A second issue with respect to 5-HT and sleep apnea relates to the complex pharmacology of 5-HT receptors. There are at least 14 5-HT receptor subtypes in most mammals, distinguished molecularly and pharmacologically. In contrast to the effects of ritanserin, ondansetron, a 5-HT3 antagonist, reduces rapid eye movement (REM) sleep-disordered breathing events in the English bulldog (16). Increased respiratory drive is also seen in the normal rat, where ondansetron increases hypoglossal activity in the anesthetized rat (17) and reduces central sleep apneic events during REM sleep (2). This effect is not likely to be mediated by direct effects on hypoglossal motoneurons because microinjection of ondansetron in the hypoglossal nucleus in rats has no effect on hypoglossal activity (17). Rather, this effect is likely peripheral, occurring at the nodose ganglion (3).
Faced with this degree of complexity, that is, different receptor subtypes for 5-HT, differences between animals with and without upper airway compromise, we are not yet able to adequately answer the question, "Which approach for OSAHS pharmacotherapeutical development is optimal, then, 5-HT agonists or antagonists?" Nakano and colleagues have taken an important step in developing an animal model to provide further insight (9).

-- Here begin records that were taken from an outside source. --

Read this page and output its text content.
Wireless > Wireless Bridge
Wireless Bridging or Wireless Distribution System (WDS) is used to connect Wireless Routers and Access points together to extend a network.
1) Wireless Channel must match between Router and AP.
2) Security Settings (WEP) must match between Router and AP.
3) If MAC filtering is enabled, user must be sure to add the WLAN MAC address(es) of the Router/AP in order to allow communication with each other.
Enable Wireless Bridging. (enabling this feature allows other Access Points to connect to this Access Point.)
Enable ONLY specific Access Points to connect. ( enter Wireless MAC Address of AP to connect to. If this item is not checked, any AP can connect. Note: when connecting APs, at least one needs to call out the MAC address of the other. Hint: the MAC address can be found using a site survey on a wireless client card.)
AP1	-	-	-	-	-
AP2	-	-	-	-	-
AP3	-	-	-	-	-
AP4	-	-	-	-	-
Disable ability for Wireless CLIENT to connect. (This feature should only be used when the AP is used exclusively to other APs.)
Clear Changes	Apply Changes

Their work would argue that we need to use animals with longstanding narrowing of the upper airway if we are to advance our understanding of the pharmacology of upper airway control so that it is relevant to sleep apnea. Moreover, this rodent model, where the site of action and 5-HT receptor subtypes can be determined, allows the study of whether and how upper airway narrowing and collapse leads to plasticity in the role of serotonin in upper airway motor control.